La cérémonie d’ouverture des Journées théâtrales de Carthage a eu lieu hier, samedi 3 décembre, à la Cité de la Culture. Ainsi pour la 23ème fois de son histoire, Tunis devient une plaque tournante du 4éme art à l’internationale. Sénégal, Palestine, Congo, Belgique, Espagne, Emirats Arabes Unis ou encore Hongrie, participent par des spectacles à cet événement.
D’autre part, les JTC offrent aussi l’occasion aux professionnels comme aux passionnés du théâtre, de se réunir lors de colloques pour penser la place, l’évolution, les influences du théâtre ainsi que des Ateliers pour découvrir en profondeur cet art si populaire auprès du public.
En effet, le théâtre est un art populaire en Tunisie. Si, il trouve ses origines durant l’Antiquité, les historiens s’accordent pour dire qu’il y a 250 ans, le théâtre occupait déjà une place importante dans la vie artistique locale. Néanmoins, c’est lors du protectorat français qu’il connait un réel essor, comme moyen de militantisme pour l’Indépendance et le recouvrement de la liberté. Il devient dès lors, un fleuron de la culture tunisienne. Jeunes et moins jeunes, femmes et hommes, la scène théâtrale tunisienne regorge de noms, qui ont su insuffler créativité et nouveauté à ce genre dans le pays.
Cependant les JTC, à savoir une semaine non-stop de spectacles divers et variés, dans plusieurs lieux, en même temps, s’avèrent être un véritable marathon! En commençant par le choix de la pièce. Comment choisir parmi une cinquantaine de pièces sans réelles indications ni promotions spécifiques à chacune? Doit-on s’en remettre au hasard de notre emploi du temps ou de notre proximité avec une salle de spectacle? Tout naturellement, on se tournera vers les « noms » pour le local et pour l’international, les pays avec la plus grande histoire du théâtrale, mettant à la trappe de nombreuses créations.
Par ailleurs, pour toute personne active, il est difficile de réellement assister à plus de deux représentations si on veut garder son emploi, coucher ses enfants à l’heure et préserver son porte-monnaie… Et celà pour les habitants de Tunis. Ceux d’autres régions sont rarement dans la capacité de profiter de cet événement et sont de facto exclus, elles ne s’exportent pas outre Tunis. Profitons en par ailleurs, pour rappeler que les tournées théâtrales n’existent pratiquement pas dans le pays, JTC ou pas.

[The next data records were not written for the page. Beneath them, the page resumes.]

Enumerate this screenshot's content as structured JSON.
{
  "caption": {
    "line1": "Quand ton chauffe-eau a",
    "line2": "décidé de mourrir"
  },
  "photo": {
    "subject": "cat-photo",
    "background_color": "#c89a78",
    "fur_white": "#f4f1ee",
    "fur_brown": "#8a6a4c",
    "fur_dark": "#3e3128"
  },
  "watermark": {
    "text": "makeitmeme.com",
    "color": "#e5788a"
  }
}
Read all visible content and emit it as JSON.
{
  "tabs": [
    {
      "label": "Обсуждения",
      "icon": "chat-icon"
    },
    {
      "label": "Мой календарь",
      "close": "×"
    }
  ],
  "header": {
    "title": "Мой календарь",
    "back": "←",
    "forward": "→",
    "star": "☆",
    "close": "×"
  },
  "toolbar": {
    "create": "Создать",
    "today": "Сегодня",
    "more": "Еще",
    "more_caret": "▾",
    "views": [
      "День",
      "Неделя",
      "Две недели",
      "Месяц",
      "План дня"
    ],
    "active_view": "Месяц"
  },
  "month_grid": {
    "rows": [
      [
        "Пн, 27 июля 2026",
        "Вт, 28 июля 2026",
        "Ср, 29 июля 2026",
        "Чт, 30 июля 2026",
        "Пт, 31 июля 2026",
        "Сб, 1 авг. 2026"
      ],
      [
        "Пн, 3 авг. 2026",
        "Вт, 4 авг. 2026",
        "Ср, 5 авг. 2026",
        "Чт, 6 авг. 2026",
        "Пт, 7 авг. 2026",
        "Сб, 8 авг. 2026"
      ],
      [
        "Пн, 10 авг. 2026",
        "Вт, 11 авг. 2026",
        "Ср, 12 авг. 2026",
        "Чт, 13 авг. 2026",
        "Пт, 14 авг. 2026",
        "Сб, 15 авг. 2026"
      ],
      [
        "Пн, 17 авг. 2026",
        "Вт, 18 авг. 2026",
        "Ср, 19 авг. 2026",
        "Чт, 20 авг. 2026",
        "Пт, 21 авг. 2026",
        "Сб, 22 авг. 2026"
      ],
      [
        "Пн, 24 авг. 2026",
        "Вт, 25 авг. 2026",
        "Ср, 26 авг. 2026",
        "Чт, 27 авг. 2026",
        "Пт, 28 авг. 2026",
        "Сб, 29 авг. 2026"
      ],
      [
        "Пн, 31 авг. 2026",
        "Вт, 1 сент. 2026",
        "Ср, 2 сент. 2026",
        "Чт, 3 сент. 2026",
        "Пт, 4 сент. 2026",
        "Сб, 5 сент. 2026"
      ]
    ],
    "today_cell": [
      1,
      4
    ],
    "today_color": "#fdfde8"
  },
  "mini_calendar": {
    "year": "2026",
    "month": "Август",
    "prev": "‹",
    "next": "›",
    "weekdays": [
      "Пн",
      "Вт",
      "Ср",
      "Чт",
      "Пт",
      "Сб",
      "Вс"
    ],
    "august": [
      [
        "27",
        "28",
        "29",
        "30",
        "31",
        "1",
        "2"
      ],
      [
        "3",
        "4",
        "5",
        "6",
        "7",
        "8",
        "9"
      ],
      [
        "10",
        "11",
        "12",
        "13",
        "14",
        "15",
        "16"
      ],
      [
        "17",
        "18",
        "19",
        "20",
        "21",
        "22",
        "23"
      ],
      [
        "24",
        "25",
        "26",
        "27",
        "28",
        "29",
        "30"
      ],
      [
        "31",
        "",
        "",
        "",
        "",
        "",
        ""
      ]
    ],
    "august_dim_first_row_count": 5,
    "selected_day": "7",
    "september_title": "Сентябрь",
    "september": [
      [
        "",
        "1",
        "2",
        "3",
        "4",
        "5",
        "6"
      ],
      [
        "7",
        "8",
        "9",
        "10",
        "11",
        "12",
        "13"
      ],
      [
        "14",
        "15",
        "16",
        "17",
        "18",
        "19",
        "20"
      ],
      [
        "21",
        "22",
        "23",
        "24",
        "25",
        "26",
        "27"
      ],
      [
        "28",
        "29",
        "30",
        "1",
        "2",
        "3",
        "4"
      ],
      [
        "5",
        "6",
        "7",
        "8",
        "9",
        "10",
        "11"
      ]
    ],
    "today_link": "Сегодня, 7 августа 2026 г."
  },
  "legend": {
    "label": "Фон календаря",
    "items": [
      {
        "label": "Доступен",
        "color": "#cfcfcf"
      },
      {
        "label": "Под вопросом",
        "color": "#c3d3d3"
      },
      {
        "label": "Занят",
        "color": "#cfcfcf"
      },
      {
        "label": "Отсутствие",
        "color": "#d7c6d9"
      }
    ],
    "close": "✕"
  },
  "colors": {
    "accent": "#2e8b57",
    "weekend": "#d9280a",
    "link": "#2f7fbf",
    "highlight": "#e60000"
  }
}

Alors, si on peut s’enorgueillir des Journées Théâtrales de Carthage, car elles font partie de notre rayonnement culturel à l’internationale, une manière de promouvoir notre pays ainsi qu’un fabuleux vecteur de diffusion pour notre théâtre local… On regrettera parallèlement l’élitisme de cet « événement ».
En effet, les JTC restent un « évènement », à la différence du Festival qui repose sur l’aspect « populaire » et donc sa grande diffusion au sein du peuple, l’événement » lui, vise les « gens du milieu », les personnes « concernées » ou encore « in ». Ici, les professionnels de la scène: metteur en scène, dramaturge, comédien, critique … Un événement pour se voir, pour être vu, pour se lorgner et s’épier… Et finalement très peu pour partager.
C’est profondément regrettable et c’est nier la nature, les origines et l’histoire du théâtre presque. Car, le théâtre rappelons-le, à la différence d’autres formes artistiques comme la peinture, la poésie ou encore la musique, a pour chair, le rapport entre la scène et les spectateurs. De l’antiquité au 17éme , jusqu’au 20éme siècle, la foule et les émotions diverses qu’on lui procure sont au centre du théâtre. Que ce soit la tragédie, la farce, le drame ou encore le vaudeville… Le public est intrinsèque au 4éme art.
A moins que, comme Alfred de Musset, au 19eme siècle, on se mette au théâtre de fauteuil, pour non pas comme à l’époque, s’affranchir des conventions de la scène mais tout bonnement du public, mais dans ce cas, il faudrait des textes… Et c’est là encore, un autre problème dans notre théâtre contemporain hélas….
Les JTC devraient, si l’objectif était bien la promotion du théâtre auprès du public, repenser son format. Peut être opter pour le mois, pour ce qui est des représentations locales afin que les pièces soient vues, et surtout sortir de la périphérie tunisoise afin que le plus grand nombre puisse profiter de nos créations. Et enfin, faire de l’art, non plus un privilège mais un droit.